- Genre: Factual entertainment, documentary
- Presented by: Annie Clayton
- Country of origin: United Kingdom
- Original language: English

Original release
- Network: BBC Two

= Bring Your Husband To Heel =

Bring Your Husband To Heel is a "hidden camera" documentary series produced by Talkback Thames and shown on BBC Two in 2005. The show featured a professional dog trainer, Annie Clayton, teaching women to use dog training techniques to improve the behaviour of their husbands. The men participating in the programme were told that they were actually taking part in a show about relationship roles.
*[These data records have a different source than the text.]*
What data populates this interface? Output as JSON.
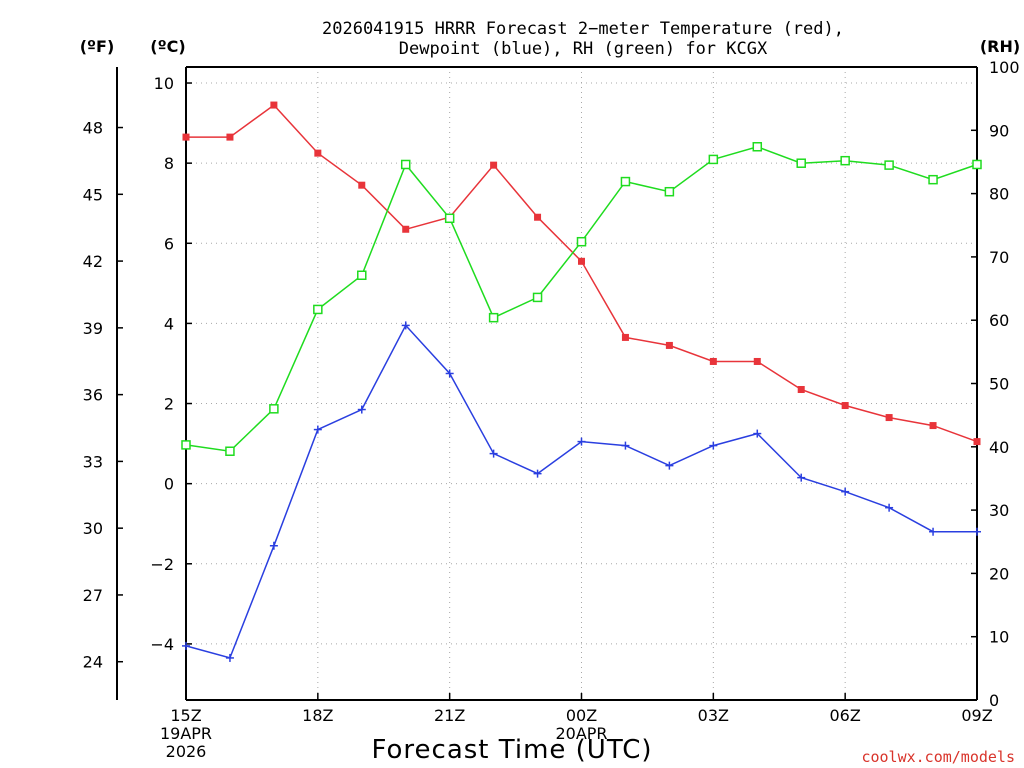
{
  "title": {
    "line1": "2026041915 HRRR Forecast 2−meter Temperature (red),",
    "line2": "Dewpoint (blue), RH (green) for KCGX"
  },
  "units": {
    "fahrenheit": "(ºF)",
    "celsius": "(ºC)",
    "rh": "(RH)"
  },
  "credit": "coolwx.com/models",
  "colors": {
    "temperature": "#e8343a",
    "dewpoint": "#2a3fe0",
    "rh": "#1fdc1f"
  },
  "chart_data": {
    "type": "line",
    "xlabel": "Forecast Time (UTC)",
    "x": [
      "15Z",
      "16Z",
      "17Z",
      "18Z",
      "19Z",
      "20Z",
      "21Z",
      "22Z",
      "23Z",
      "00Z",
      "01Z",
      "02Z",
      "03Z",
      "04Z",
      "05Z",
      "06Z",
      "07Z",
      "08Z",
      "09Z"
    ],
    "x_tick_labels": [
      {
        "index": 0,
        "lines": [
          "15Z",
          "19APR",
          "2026"
        ]
      },
      {
        "index": 3,
        "lines": [
          "18Z"
        ]
      },
      {
        "index": 6,
        "lines": [
          "21Z"
        ]
      },
      {
        "index": 9,
        "lines": [
          "00Z",
          "20APR"
        ]
      },
      {
        "index": 12,
        "lines": [
          "03Z"
        ]
      },
      {
        "index": 15,
        "lines": [
          "06Z"
        ]
      },
      {
        "index": 18,
        "lines": [
          "09Z"
        ]
      }
    ],
    "y_left_celsius": {
      "range": [
        -5.4,
        10.4
      ],
      "ticks": [
        "10",
        "8",
        "6",
        "4",
        "2",
        "0",
        "−2",
        "−4"
      ],
      "tick_values": [
        10,
        8,
        6,
        4,
        2,
        0,
        -2,
        -4
      ]
    },
    "y_left_fahrenheit": {
      "ticks": [
        "48",
        "45",
        "42",
        "39",
        "36",
        "33",
        "30",
        "27",
        "24"
      ],
      "tick_values": [
        48,
        45,
        42,
        39,
        36,
        33,
        30,
        27,
        24
      ]
    },
    "y_right_rh": {
      "range": [
        0,
        100
      ],
      "ticks": [
        "100",
        "90",
        "80",
        "70",
        "60",
        "50",
        "40",
        "30",
        "20",
        "10",
        "0"
      ],
      "tick_values": [
        100,
        90,
        80,
        70,
        60,
        50,
        40,
        30,
        20,
        10,
        0
      ]
    },
    "grid": true,
    "series": [
      {
        "name": "Temperature",
        "axis": "celsius",
        "color": "#e8343a",
        "marker": "filled-square",
        "values": [
          8.65,
          8.65,
          9.45,
          8.25,
          7.45,
          6.35,
          6.65,
          7.95,
          6.65,
          5.55,
          3.65,
          3.45,
          3.05,
          3.05,
          2.35,
          1.95,
          1.65,
          1.45,
          1.05
        ]
      },
      {
        "name": "Dewpoint",
        "axis": "celsius",
        "color": "#2a3fe0",
        "marker": "plus",
        "values": [
          -4.05,
          -4.35,
          -1.55,
          1.35,
          1.85,
          3.95,
          2.75,
          0.75,
          0.25,
          1.05,
          0.95,
          0.45,
          0.95,
          1.25,
          0.15,
          -0.2,
          -0.6,
          -1.2,
          -1.2
        ]
      },
      {
        "name": "RH",
        "axis": "rh",
        "color": "#1fdc1f",
        "marker": "open-square",
        "values": [
          40.3,
          39.3,
          46.0,
          61.7,
          67.1,
          84.6,
          76.1,
          60.4,
          63.6,
          72.4,
          81.9,
          80.3,
          85.4,
          87.4,
          84.8,
          85.2,
          84.5,
          82.2,
          84.6
        ]
      }
    ]
  }
}
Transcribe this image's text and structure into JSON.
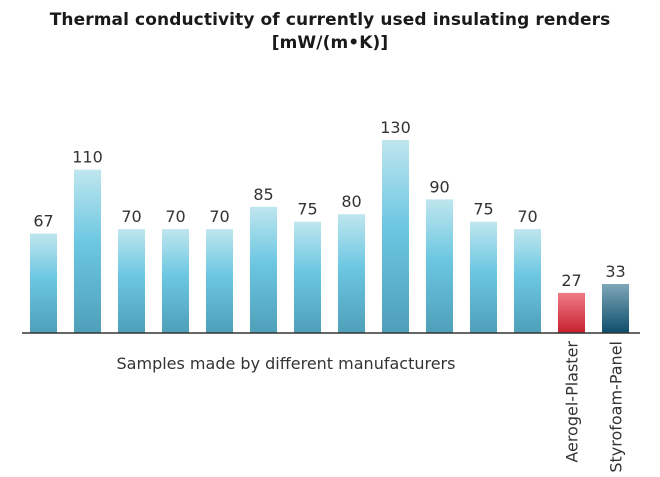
{
  "chart_data": {
    "type": "bar",
    "title": "Thermal conductivity of currently used insulating renders",
    "unit": "[mW/(m•K)]",
    "xlabel": "Samples made by different manufacturers",
    "ylabel": "",
    "ylim": [
      0,
      150
    ],
    "grid": false,
    "legend": "none",
    "categories": [
      "",
      "",
      "",
      "",
      "",
      "",
      "",
      "",
      "",
      "",
      "",
      "",
      "Aerogel-Plaster",
      "Styrofoam-Panel"
    ],
    "values": [
      67,
      110,
      70,
      70,
      70,
      85,
      75,
      80,
      130,
      90,
      75,
      70,
      27,
      33
    ],
    "bar_styles": [
      "sample",
      "sample",
      "sample",
      "sample",
      "sample",
      "sample",
      "sample",
      "sample",
      "sample",
      "sample",
      "sample",
      "sample",
      "aerogel",
      "styrofoam"
    ],
    "colors": {
      "sample_light": "#bfe6ee",
      "sample_mid": "#6cc7e2",
      "sample_dark": "#4f9fb9",
      "aerogel_light": "#f07b86",
      "aerogel_dark": "#c8202f",
      "styrofoam_light": "#7fa6b8",
      "styrofoam_dark": "#0d4e6b",
      "axis": "#333333"
    }
  }
}
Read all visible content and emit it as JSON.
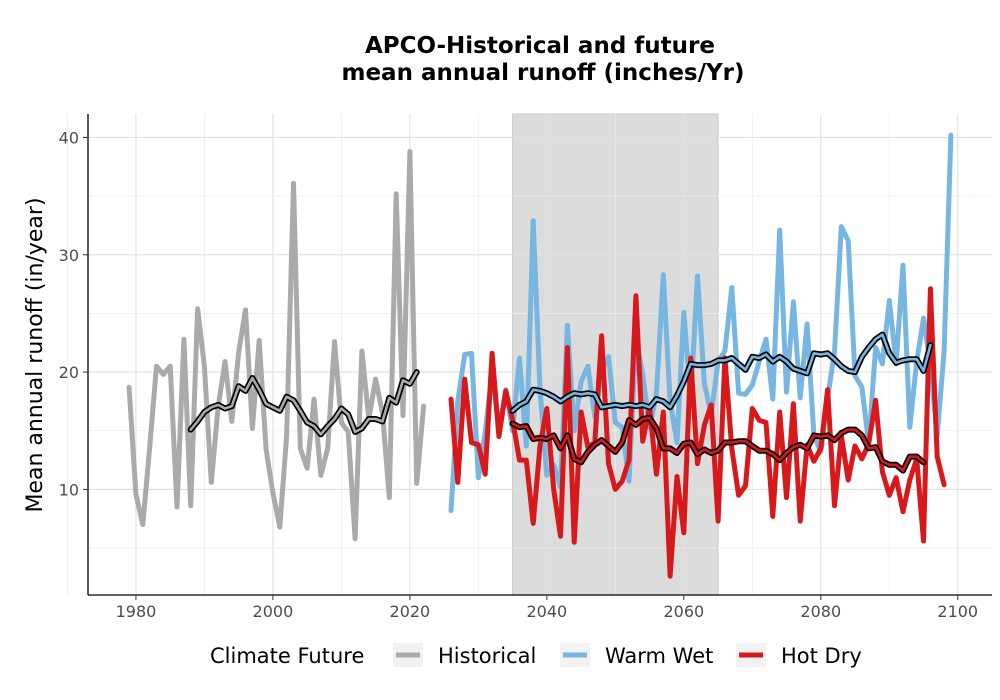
{
  "chart_data": {
    "type": "line",
    "title_line1": "APCO-Historical and future",
    "title_line2": "mean annual runoff (inches/Yr)",
    "xlabel": "",
    "ylabel": "Mean annual runoff (in/year)",
    "xlim": [
      1973,
      2105
    ],
    "ylim": [
      1,
      42
    ],
    "x_ticks": [
      1980,
      2000,
      2020,
      2040,
      2060,
      2080,
      2100
    ],
    "x_tick_labels": [
      "1980",
      "2000",
      "2020",
      "2040",
      "2060",
      "2080",
      "2100"
    ],
    "y_ticks": [
      10,
      20,
      30,
      40
    ],
    "y_tick_labels": [
      "10",
      "20",
      "30",
      "40"
    ],
    "grid": true,
    "shaded_period": [
      2035,
      2065
    ],
    "legend_title": "Climate Future",
    "legend_position": "bottom",
    "series": [
      {
        "name": "Historical",
        "color": "#aaaaaa",
        "x_start": 1979,
        "values": [
          18.7,
          9.6,
          7.0,
          13.5,
          20.5,
          19.8,
          20.5,
          8.5,
          22.8,
          8.6,
          25.4,
          20.5,
          10.6,
          17.0,
          20.9,
          15.8,
          21.7,
          25.3,
          15.2,
          22.7,
          13.4,
          9.7,
          6.8,
          14.5,
          36.1,
          13.5,
          11.8,
          17.7,
          11.2,
          13.5,
          22.6,
          15.7,
          14.9,
          5.8,
          21.8,
          16.0,
          19.4,
          16.5,
          9.3,
          35.2,
          16.3,
          38.8,
          10.5,
          17.1
        ]
      },
      {
        "name": "Warm Wet",
        "color": "#77b6e0",
        "x_start": 2026,
        "values": [
          8.2,
          17.5,
          21.5,
          21.6,
          11.0,
          14.9,
          20.0,
          15.1,
          18.5,
          15.0,
          21.2,
          13.7,
          32.9,
          18.5,
          11.2,
          12.1,
          10.2,
          24.0,
          15.0,
          19.2,
          20.5,
          16.2,
          20.1,
          21.3,
          15.7,
          15.3,
          10.7,
          23.0,
          19.8,
          15.3,
          18.1,
          28.3,
          17.5,
          14.0,
          25.1,
          17.7,
          28.2,
          19.0,
          16.4,
          20.9,
          21.8,
          27.2,
          18.2,
          18.1,
          18.9,
          20.9,
          22.8,
          17.7,
          32.1,
          18.3,
          26.0,
          17.8,
          24.1,
          14.6,
          13.2,
          17.8,
          21.7,
          32.4,
          31.2,
          19.7,
          18.7,
          13.9,
          22.1,
          20.7,
          26.1,
          20.7,
          29.1,
          15.3,
          20.9,
          24.6,
          20.6,
          14.6,
          21.8,
          40.2
        ]
      },
      {
        "name": "Hot Dry",
        "color": "#d7191c",
        "x_start": 2026,
        "values": [
          17.7,
          10.6,
          19.4,
          14.0,
          13.8,
          11.3,
          21.6,
          14.5,
          18.4,
          15.9,
          12.5,
          12.5,
          7.1,
          13.7,
          16.9,
          10.0,
          6.0,
          22.1,
          5.5,
          16.6,
          13.6,
          14.0,
          23.1,
          12.2,
          10.0,
          10.7,
          12.5,
          26.5,
          14.1,
          17.0,
          11.3,
          16.6,
          2.6,
          11.1,
          6.3,
          21.2,
          12.2,
          15.5,
          17.2,
          7.3,
          21.2,
          13.5,
          9.5,
          10.3,
          16.9,
          15.9,
          15.7,
          7.7,
          16.6,
          9.3,
          17.3,
          7.3,
          13.8,
          12.4,
          13.5,
          18.5,
          8.6,
          14.6,
          10.8,
          13.7,
          12.6,
          13.9,
          17.6,
          11.5,
          9.5,
          11.0,
          8.1,
          10.8,
          12.6,
          5.6,
          27.1,
          12.8,
          10.4
        ]
      },
      {
        "name": "",
        "color": "#000000",
        "kind": "rolling-mean",
        "parent": "Historical",
        "x_start": 1988,
        "values": [
          15.1,
          15.8,
          16.6,
          17.0,
          17.2,
          16.9,
          17.1,
          18.8,
          18.4,
          19.5,
          18.5,
          17.3,
          17.0,
          16.7,
          17.9,
          17.6,
          16.7,
          15.7,
          15.4,
          14.7,
          15.4,
          16.0,
          16.9,
          16.4,
          14.9,
          15.2,
          16.0,
          16.0,
          15.8,
          17.8,
          17.4,
          19.3,
          19.0,
          20.0
        ]
      },
      {
        "name": "",
        "color": "#000000",
        "kind": "rolling-mean",
        "parent": "Warm Wet",
        "x_start": 2035,
        "values": [
          16.7,
          17.2,
          17.5,
          18.5,
          18.4,
          18.2,
          17.9,
          17.5,
          17.9,
          18.2,
          18.1,
          18.2,
          18.1,
          17.0,
          17.1,
          17.2,
          17.1,
          17.2,
          17.1,
          17.2,
          17.0,
          17.7,
          17.5,
          17.0,
          18.0,
          19.2,
          20.7,
          20.6,
          20.6,
          20.7,
          21.0,
          21.0,
          21.2,
          20.7,
          20.2,
          21.3,
          21.2,
          21.5,
          20.9,
          21.3,
          20.9,
          20.3,
          20.1,
          19.9,
          21.6,
          21.5,
          21.6,
          21.1,
          20.5,
          20.1,
          20.0,
          21.3,
          22.1,
          22.8,
          23.2,
          21.6,
          20.8,
          21.0,
          21.1,
          21.1,
          20.1,
          22.3
        ]
      },
      {
        "name": "",
        "color": "#000000",
        "kind": "rolling-mean",
        "parent": "Hot Dry",
        "x_start": 2035,
        "values": [
          15.6,
          15.3,
          15.4,
          14.3,
          14.4,
          14.3,
          14.6,
          13.5,
          14.6,
          12.6,
          12.3,
          13.2,
          13.8,
          14.2,
          13.7,
          13.2,
          14.0,
          15.9,
          15.5,
          16.0,
          16.1,
          15.2,
          13.5,
          13.5,
          13.1,
          13.9,
          14.0,
          13.0,
          13.4,
          13.1,
          13.3,
          14.0,
          14.0,
          14.1,
          14.1,
          13.7,
          13.3,
          13.3,
          13.0,
          12.5,
          13.1,
          13.6,
          13.8,
          13.5,
          14.6,
          14.5,
          14.6,
          14.2,
          14.8,
          15.1,
          15.1,
          14.6,
          13.5,
          13.6,
          12.4,
          12.1,
          12.1,
          11.6,
          12.8,
          12.8,
          12.3
        ]
      }
    ]
  }
}
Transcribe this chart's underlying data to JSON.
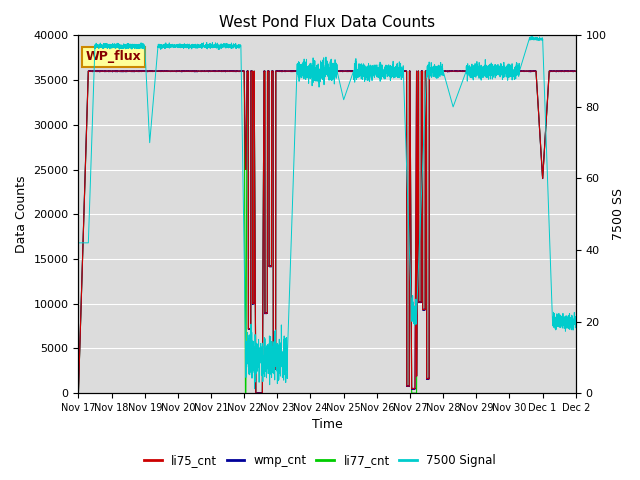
{
  "title": "West Pond Flux Data Counts",
  "xlabel": "Time",
  "ylabel_left": "Data Counts",
  "ylabel_right": "7500 SS",
  "ylim_left": [
    0,
    40000
  ],
  "ylim_right": [
    0,
    100
  ],
  "background_color": "#dcdcdc",
  "legend_box_label": "WP_flux",
  "legend_box_facecolor": "#ffff99",
  "legend_box_edgecolor": "#cc8800",
  "legend_box_textcolor": "#880000",
  "colors": {
    "li75_cnt": "#cc0000",
    "wmp_cnt": "#000099",
    "li77_cnt": "#00cc00",
    "signal7500": "#00cccc"
  },
  "tick_labels": [
    "Nov 17",
    "Nov 18",
    "Nov 19",
    "Nov 20",
    "Nov 21",
    "Nov 22",
    "Nov 23",
    "Nov 24",
    "Nov 25",
    "Nov 26",
    "Nov 27",
    "Nov 28",
    "Nov 29",
    "Nov 30",
    "Dec 1",
    "Dec 2"
  ]
}
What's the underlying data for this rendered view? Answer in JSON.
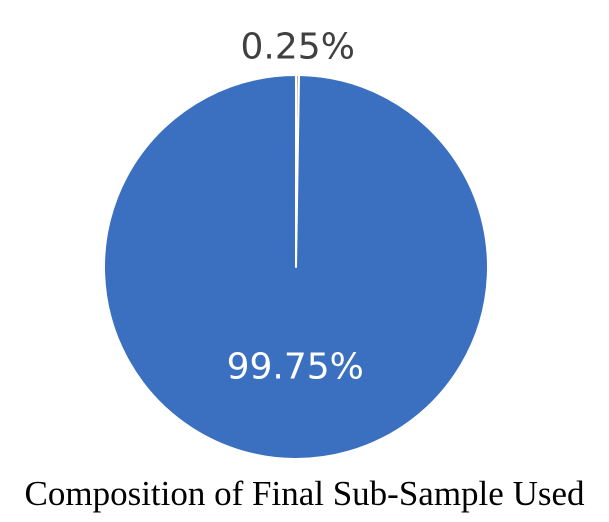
{
  "chart_data": {
    "type": "pie",
    "title": "",
    "slices": [
      {
        "label": "0.25%",
        "value": 0.25,
        "color": "#c9a29c",
        "label_color": "#404040",
        "label_position": "outside"
      },
      {
        "label": "99.75%",
        "value": 99.75,
        "color": "#3a70bf",
        "label_color": "#ffffff",
        "label_position": "inside"
      }
    ],
    "start": "top",
    "direction": "clockwise",
    "legend": "none"
  },
  "caption": "Composition of Final Sub-Sample Used"
}
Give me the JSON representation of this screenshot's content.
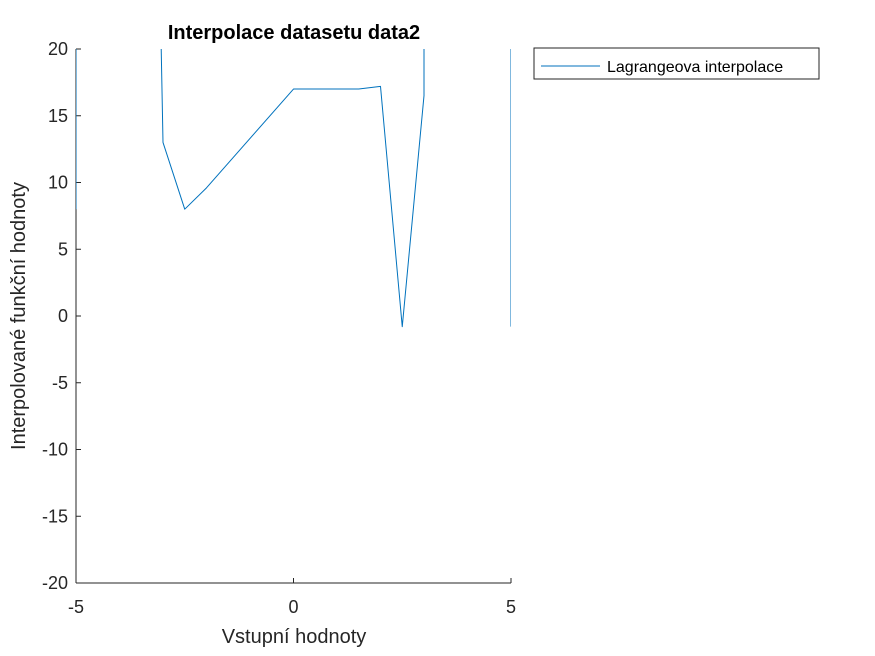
{
  "chart_data": {
    "type": "line",
    "title": "Interpolace datasetu data2",
    "xlabel": "Vstupní hodnoty",
    "ylabel": "Interpolované funkční hodnoty",
    "xlim": [
      -5,
      5
    ],
    "ylim": [
      -20,
      20
    ],
    "xticks": [
      -5,
      0,
      5
    ],
    "yticks": [
      -20,
      -15,
      -10,
      -5,
      0,
      5,
      10,
      15,
      20
    ],
    "grid": false,
    "legend_position": "outside-top-right",
    "series": [
      {
        "name": "Lagrangeova interpolace",
        "color": "#0072BD",
        "x": [
          -5,
          -5,
          -5,
          -3.1,
          -3,
          -2.5,
          -2,
          0,
          1.5,
          2,
          2.5,
          3,
          3,
          3,
          5,
          5
        ],
        "y": [
          8,
          20,
          30,
          30,
          13,
          8,
          9.6,
          17,
          17,
          17.2,
          -0.8,
          16.5,
          20,
          30,
          20,
          -0.8
        ]
      }
    ]
  }
}
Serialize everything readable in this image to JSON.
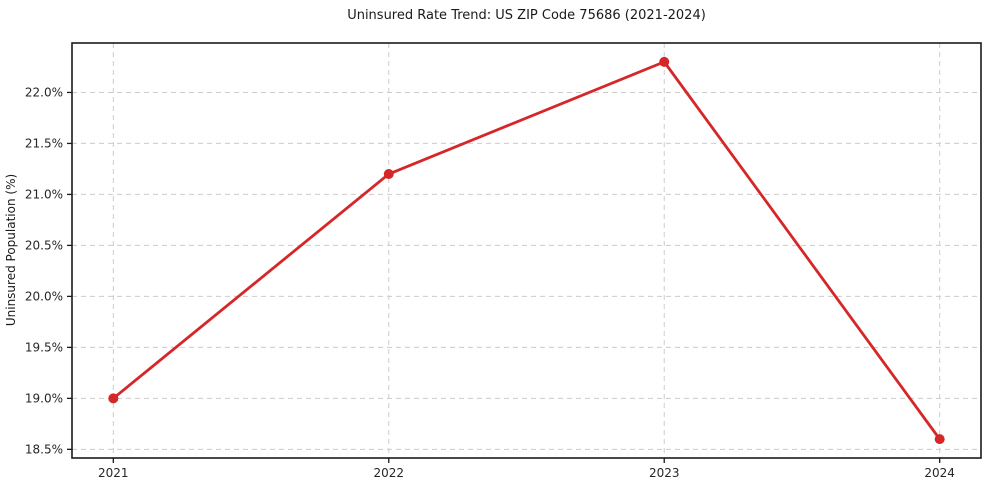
{
  "chart_data": {
    "type": "line",
    "title": "Uninsured Rate Trend: US ZIP Code 75686 (2021-2024)",
    "xlabel": "",
    "ylabel": "Uninsured Population (%)",
    "x": [
      2021,
      2022,
      2023,
      2024
    ],
    "xtick_labels": [
      "2021",
      "2022",
      "2023",
      "2024"
    ],
    "values": [
      19.0,
      21.2,
      22.3,
      18.6
    ],
    "yticks": [
      18.5,
      19.0,
      19.5,
      20.0,
      20.5,
      21.0,
      21.5,
      22.0
    ],
    "ytick_labels": [
      "18.5%",
      "19.0%",
      "19.5%",
      "20.0%",
      "20.5%",
      "21.0%",
      "21.5%",
      "22.0%"
    ],
    "xlim": [
      2020.85,
      2024.15
    ],
    "ylim": [
      18.415,
      22.485
    ],
    "grid": "dashed",
    "legend": "none",
    "marker": "circle",
    "colors": {
      "line": "#d62728",
      "grid": "#cccccc",
      "spine": "#1a1a1a",
      "background": "#ffffff"
    }
  }
}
The BBC received a large number of complaints about the show, with some claiming the show was "sexist, offensive and degrading", "grossly insulting", and "insulting to men and insulting the intelligence of women". The BBC claimed the series "plays on the long-standing stereotype of wives nagging husbands about their failings".

Ofcom later ruled that the show was not sexist: "It was clear from the context that the programme was not seriously proposing a demeaning view of men."

In the Evening Standard, the TV critic Victor Lewis-Smith described the programme as "brainless dross", criticized the BBC for commissioning the series and said that "you'd have to have an IQ commensurate with your shoe size to find this old boot [Clayton] entertaining". Garry Bushell listed it as the worst new show of 2005 in a column in The People.

According to a report in October 2007 in Cape Times, the show also aired in South Africa on BBC Prime.